Updated: 15 Jul 2019, 11:31 PM IST
Data from pharmaceutical market research company AIOCD Pharmasofttech AWACS Pvt. Ltd shows that growth in the country’s pharmaceutical market slowed to a seven-quarter low between April and June this year.
“1Q FY20 market growth stood at 7.9%, the slowest in the past seven quarters and one of the lowest in past five years," Jefferies India Pvt. Ltd said in a note, citing the AIOCD data. The deepening slowdown in the domestic drug market will intensify profitability challenges for pharmaceutical companies.
The slowdown intensified from May, when the market decelerated to a growth of 7% from an average of 10% in the preceding five months. In June, the market grew 6.6%. Bulk of the drugs saw moderation and are currently growing in single digits.
Delay in the onset of the monsoon and low incidence of infections are set to have weighed on the offtake of acute therapy products.
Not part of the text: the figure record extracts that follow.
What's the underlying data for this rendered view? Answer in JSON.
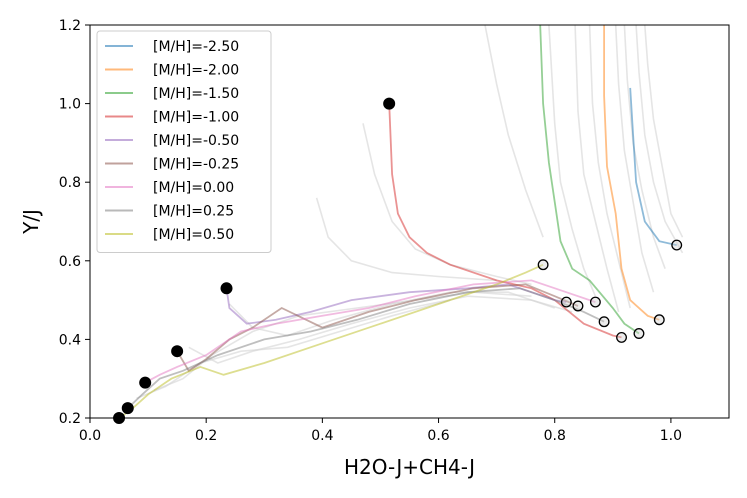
{
  "chart_data": {
    "type": "line",
    "title": "",
    "xlabel": "H2O-J+CH4-J",
    "ylabel": "Y/J",
    "xlim": [
      0.0,
      1.1
    ],
    "ylim": [
      0.2,
      1.2
    ],
    "xticks": [
      "0.0",
      "0.2",
      "0.4",
      "0.6",
      "0.8",
      "1.0"
    ],
    "xtick_values": [
      0.0,
      0.2,
      0.4,
      0.6,
      0.8,
      1.0
    ],
    "yticks": [
      "0.2",
      "0.4",
      "0.6",
      "0.8",
      "1.0",
      "1.2"
    ],
    "ytick_values": [
      0.2,
      0.4,
      0.6,
      0.8,
      1.0,
      1.2
    ],
    "grid": false,
    "legend_position": "top-left",
    "series": [
      {
        "name": "[M/H]=-2.50",
        "color": "#1f77b4",
        "x": [
          0.93,
          0.935,
          0.94,
          0.955,
          0.98,
          1.01
        ],
        "y": [
          1.04,
          0.92,
          0.8,
          0.7,
          0.65,
          0.64
        ]
      },
      {
        "name": "[M/H]=-2.00",
        "color": "#ff7f0e",
        "x": [
          0.885,
          0.885,
          0.89,
          0.905,
          0.915,
          0.93,
          0.96,
          0.98
        ],
        "y": [
          1.2,
          1.02,
          0.84,
          0.72,
          0.58,
          0.5,
          0.46,
          0.45
        ]
      },
      {
        "name": "[M/H]=-1.50",
        "color": "#2ca02c",
        "x": [
          0.775,
          0.78,
          0.79,
          0.8,
          0.81,
          0.83,
          0.86,
          0.9,
          0.92,
          0.945
        ],
        "y": [
          1.2,
          1.0,
          0.85,
          0.75,
          0.65,
          0.58,
          0.55,
          0.48,
          0.44,
          0.415
        ]
      },
      {
        "name": "[M/H]=-1.00",
        "color": "#d62728",
        "x": [
          0.515,
          0.52,
          0.53,
          0.55,
          0.58,
          0.62,
          0.7,
          0.76,
          0.8,
          0.85,
          0.9,
          0.915
        ],
        "y": [
          1.0,
          0.82,
          0.72,
          0.66,
          0.62,
          0.59,
          0.55,
          0.53,
          0.5,
          0.44,
          0.41,
          0.405
        ]
      },
      {
        "name": "[M/H]=-0.50",
        "color": "#9467bd",
        "x": [
          0.235,
          0.24,
          0.27,
          0.32,
          0.38,
          0.45,
          0.55,
          0.65,
          0.72,
          0.76,
          0.8,
          0.82
        ],
        "y": [
          0.53,
          0.48,
          0.44,
          0.45,
          0.47,
          0.5,
          0.52,
          0.53,
          0.54,
          0.52,
          0.5,
          0.495
        ]
      },
      {
        "name": "[M/H]=-0.25",
        "color": "#8c564b",
        "x": [
          0.15,
          0.17,
          0.2,
          0.24,
          0.28,
          0.33,
          0.4,
          0.48,
          0.56,
          0.66,
          0.75,
          0.8,
          0.84
        ],
        "y": [
          0.37,
          0.32,
          0.35,
          0.4,
          0.43,
          0.48,
          0.43,
          0.47,
          0.5,
          0.53,
          0.54,
          0.51,
          0.485
        ]
      },
      {
        "name": "[M/H]=0.00",
        "color": "#e377c2",
        "x": [
          0.095,
          0.12,
          0.15,
          0.2,
          0.26,
          0.32,
          0.4,
          0.48,
          0.56,
          0.66,
          0.76,
          0.82,
          0.87
        ],
        "y": [
          0.29,
          0.31,
          0.33,
          0.36,
          0.42,
          0.44,
          0.46,
          0.48,
          0.51,
          0.54,
          0.55,
          0.52,
          0.495
        ]
      },
      {
        "name": "[M/H]=0.25",
        "color": "#7f7f7f",
        "x": [
          0.065,
          0.09,
          0.12,
          0.16,
          0.22,
          0.3,
          0.38,
          0.46,
          0.55,
          0.65,
          0.74,
          0.8,
          0.85,
          0.885
        ],
        "y": [
          0.225,
          0.26,
          0.3,
          0.32,
          0.36,
          0.4,
          0.42,
          0.45,
          0.49,
          0.52,
          0.53,
          0.5,
          0.47,
          0.445
        ]
      },
      {
        "name": "[M/H]=0.50",
        "color": "#bcbd22",
        "x": [
          0.05,
          0.07,
          0.1,
          0.14,
          0.19,
          0.23,
          0.3,
          0.4,
          0.5,
          0.6,
          0.7,
          0.75,
          0.78
        ],
        "y": [
          0.2,
          0.22,
          0.26,
          0.3,
          0.33,
          0.31,
          0.34,
          0.39,
          0.44,
          0.49,
          0.54,
          0.57,
          0.59
        ]
      }
    ],
    "background_tracks": [
      {
        "x": [
          0.79,
          0.8,
          0.81,
          0.83,
          0.85,
          0.87
        ],
        "y": [
          1.2,
          0.95,
          0.8,
          0.68,
          0.58,
          0.51
        ]
      },
      {
        "x": [
          0.835,
          0.84,
          0.85,
          0.87,
          0.89,
          0.91
        ],
        "y": [
          1.2,
          0.98,
          0.82,
          0.7,
          0.58,
          0.47
        ]
      },
      {
        "x": [
          0.86,
          0.865,
          0.875,
          0.89,
          0.91,
          0.93
        ],
        "y": [
          1.2,
          1.0,
          0.85,
          0.72,
          0.6,
          0.48
        ]
      },
      {
        "x": [
          0.905,
          0.91,
          0.92,
          0.935,
          0.95,
          0.97
        ],
        "y": [
          1.2,
          1.05,
          0.88,
          0.75,
          0.62,
          0.52
        ]
      },
      {
        "x": [
          0.92,
          0.925,
          0.935,
          0.95,
          0.97,
          0.99
        ],
        "y": [
          1.2,
          1.06,
          0.9,
          0.78,
          0.66,
          0.58
        ]
      },
      {
        "x": [
          0.94,
          0.945,
          0.955,
          0.97,
          0.99,
          1.02
        ],
        "y": [
          1.2,
          1.08,
          0.92,
          0.8,
          0.7,
          0.62
        ]
      },
      {
        "x": [
          0.955,
          0.96,
          0.97,
          0.985,
          1.0,
          1.02
        ],
        "y": [
          1.2,
          1.1,
          0.96,
          0.84,
          0.72,
          0.66
        ]
      },
      {
        "x": [
          0.68,
          0.7,
          0.72,
          0.75,
          0.78
        ],
        "y": [
          1.2,
          1.05,
          0.92,
          0.78,
          0.66
        ]
      },
      {
        "x": [
          0.47,
          0.49,
          0.52,
          0.56,
          0.62,
          0.7,
          0.76
        ],
        "y": [
          0.95,
          0.82,
          0.7,
          0.63,
          0.59,
          0.56,
          0.54
        ]
      },
      {
        "x": [
          0.39,
          0.41,
          0.45,
          0.52,
          0.6,
          0.7
        ],
        "y": [
          0.76,
          0.66,
          0.6,
          0.57,
          0.56,
          0.55
        ]
      },
      {
        "x": [
          0.24,
          0.28,
          0.34,
          0.42,
          0.52,
          0.62,
          0.72,
          0.8
        ],
        "y": [
          0.49,
          0.43,
          0.41,
          0.45,
          0.49,
          0.52,
          0.52,
          0.48
        ]
      },
      {
        "x": [
          0.17,
          0.22,
          0.28,
          0.36,
          0.45,
          0.55,
          0.65,
          0.76,
          0.83
        ],
        "y": [
          0.38,
          0.34,
          0.37,
          0.4,
          0.44,
          0.48,
          0.51,
          0.5,
          0.47
        ]
      },
      {
        "x": [
          0.11,
          0.16,
          0.21,
          0.28,
          0.36,
          0.46,
          0.56,
          0.66,
          0.76
        ],
        "y": [
          0.27,
          0.3,
          0.36,
          0.42,
          0.46,
          0.48,
          0.5,
          0.52,
          0.51
        ]
      },
      {
        "x": [
          0.08,
          0.13,
          0.19,
          0.26,
          0.34,
          0.43,
          0.52,
          0.62
        ],
        "y": [
          0.25,
          0.28,
          0.34,
          0.37,
          0.38,
          0.42,
          0.46,
          0.5
        ]
      }
    ],
    "start_markers": [
      {
        "x": 0.515,
        "y": 1.0
      },
      {
        "x": 0.235,
        "y": 0.53
      },
      {
        "x": 0.15,
        "y": 0.37
      },
      {
        "x": 0.095,
        "y": 0.29
      },
      {
        "x": 0.065,
        "y": 0.225
      },
      {
        "x": 0.05,
        "y": 0.2
      }
    ],
    "end_markers": [
      {
        "x": 1.01,
        "y": 0.64
      },
      {
        "x": 0.78,
        "y": 0.59
      },
      {
        "x": 0.82,
        "y": 0.495
      },
      {
        "x": 0.84,
        "y": 0.485
      },
      {
        "x": 0.87,
        "y": 0.495
      },
      {
        "x": 0.885,
        "y": 0.445
      },
      {
        "x": 0.915,
        "y": 0.405
      },
      {
        "x": 0.945,
        "y": 0.415
      },
      {
        "x": 0.98,
        "y": 0.45
      }
    ]
  }
}
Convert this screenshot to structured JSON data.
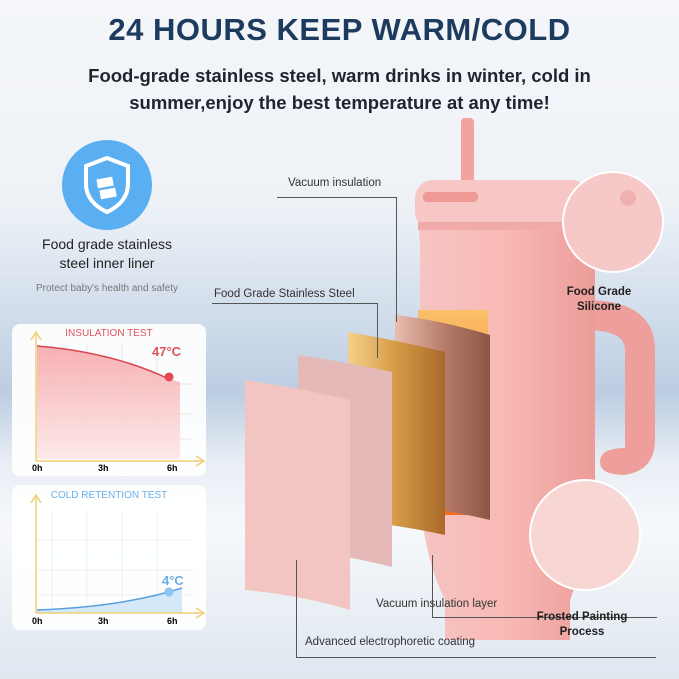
{
  "header": {
    "title": "24 HOURS KEEP WARM/COLD",
    "subtitle_line1": "Food-grade stainless steel, warm drinks in winter, cold in",
    "subtitle_line2": "summer,enjoy the best temperature at any time!"
  },
  "feature": {
    "icon": "shield-steel-icon",
    "line1": "Food grade stainless",
    "line2": "steel inner liner",
    "caption": "Protect baby's health and safety",
    "color": "#5aaef2"
  },
  "charts": [
    {
      "title": "INSULATION TEST",
      "value_label": "47°C",
      "x_ticks": [
        "0h",
        "3h",
        "6h"
      ],
      "color": "#e0535c",
      "trend": "decreasing"
    },
    {
      "title": "COLD RETENTION TEST",
      "value_label": "4°C",
      "x_ticks": [
        "0h",
        "3h",
        "6h"
      ],
      "color": "#6aaee6",
      "trend": "increasing"
    }
  ],
  "callouts": {
    "vacuum_insulation": "Vacuum insulation",
    "stainless_steel": "Food Grade Stainless Steel",
    "silicone_1": "Food Grade",
    "silicone_2": "Silicone",
    "vacuum_layer": "Vacuum insulation layer",
    "frosted_1": "Frosted Painting",
    "frosted_2": "Process",
    "coating": "Advanced electrophoretic coating"
  },
  "colors": {
    "title": "#1d3b5e",
    "tumbler": "#f4b3b0",
    "gold": "#d9a452",
    "heat": "#f39a3c"
  }
}
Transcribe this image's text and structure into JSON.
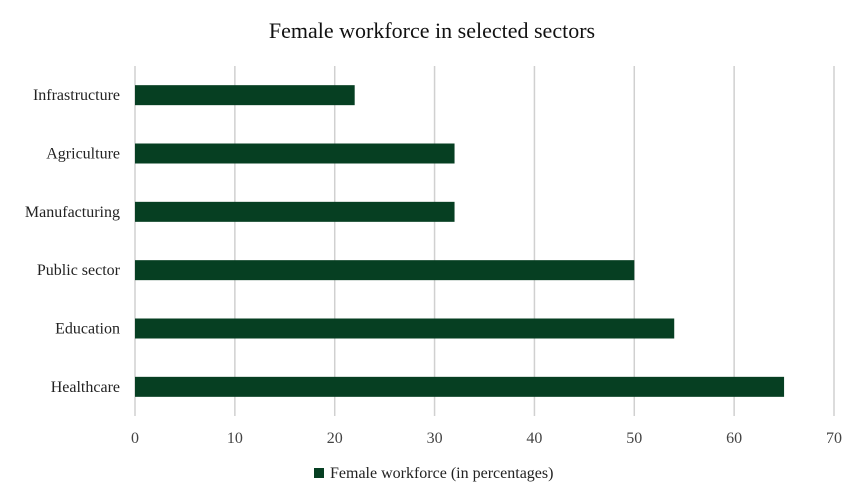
{
  "chart_data": {
    "type": "bar",
    "orientation": "horizontal",
    "title": "Female workforce in selected sectors",
    "categories": [
      "Healthcare",
      "Education",
      "Public sector",
      "Manufacturing",
      "Agriculture",
      "Infrastructure"
    ],
    "series": [
      {
        "name": "Female workforce (in percentages)",
        "values": [
          65,
          54,
          50,
          32,
          32,
          22
        ],
        "color": "#063f22"
      }
    ],
    "xlim": [
      0,
      70
    ],
    "xticks": [
      0,
      10,
      20,
      30,
      40,
      50,
      60,
      70
    ],
    "xlabel": "",
    "ylabel": "",
    "grid": "vertical",
    "legend": "bottom"
  }
}
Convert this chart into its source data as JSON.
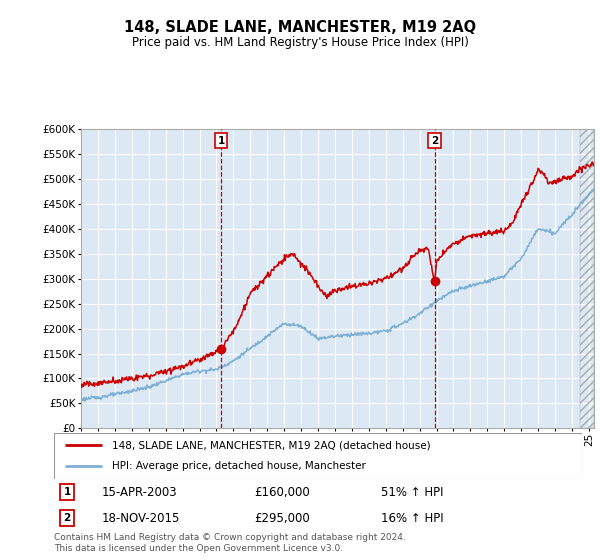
{
  "title": "148, SLADE LANE, MANCHESTER, M19 2AQ",
  "subtitle": "Price paid vs. HM Land Registry's House Price Index (HPI)",
  "ylim": [
    0,
    600000
  ],
  "yticks": [
    0,
    50000,
    100000,
    150000,
    200000,
    250000,
    300000,
    350000,
    400000,
    450000,
    500000,
    550000,
    600000
  ],
  "xlim_start": 1995.0,
  "xlim_end": 2025.3,
  "sale1_x": 2003.28,
  "sale1_y": 160000,
  "sale2_x": 2015.88,
  "sale2_y": 295000,
  "line1_color": "#cc0000",
  "line2_color": "#7eb0d4",
  "grid_color": "#cccccc",
  "bg_color": "#ffffff",
  "chart_bg": "#dce9f5",
  "legend_line1": "148, SLADE LANE, MANCHESTER, M19 2AQ (detached house)",
  "legend_line2": "HPI: Average price, detached house, Manchester",
  "annotation1_date": "15-APR-2003",
  "annotation1_price": "£160,000",
  "annotation1_hpi": "51% ↑ HPI",
  "annotation2_date": "18-NOV-2015",
  "annotation2_price": "£295,000",
  "annotation2_hpi": "16% ↑ HPI",
  "footer": "Contains HM Land Registry data © Crown copyright and database right 2024.\nThis data is licensed under the Open Government Licence v3.0."
}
Besides, low inventory stocking post the implementation of the goods and services tax (GST) was another reason for the slowdown in pharma sales. While there may be fair reasons for the fall, the drop in growth rates is, nevertheless, disconcerting.
Volumes dropped for the second consecutive month in June and grew just 0.7% in the June quarter. “A majority of the companies saw a year-on-year decline in volumes, as did 12 of the 20 therapies," Piyush Nahar, an analyst at Jefferies India, wrote in a note.
A sanguine view is that product offtake figures will normalize as the industry adjusts to GST and normalizes inventory levels. The impact of the delayed monsoon is also expected to be transient. But as things stand, a prolonged slowdown can upset the calculations of drug companies.
Though less profitable than the US, the steady growth in the domestic market has been a source of strength for Indian drug companies. The steady growth in the local market has provided earnings stability and cushioned domestic companies from the bruising pricing pressure in the US.
Also, note that to climb the value chain, Indian companies are trying to build limited competition or better-value drug portfolio in the US. This is driving up costs towards research and development investments as well as market development. A prolonged slowdown in India can intensify cost pressures, at least till the time these new investments begin to pay off.
“Q1 FY20 is likely to be a weak one for the US business, with waning sales from exclusivities, competition in key products and discontinuation of products e.g. Losartan. On the other hand, weakness in domestic business have persisted in Q1FY20 as well, even as April’19 was a strong month. We thus expect most companies to report between 5-10% growth in India. Weak India/US should reflect in margins and we expect overall revenue/EBITDA/PAT sequential growth of 3%/9%/29% respectively for companies under coverage," Emkay Global Financial Services Ltd said in a note. Ebitda stands for earnings before interest, tax, depreciation and amortization and PAT is profit after tax.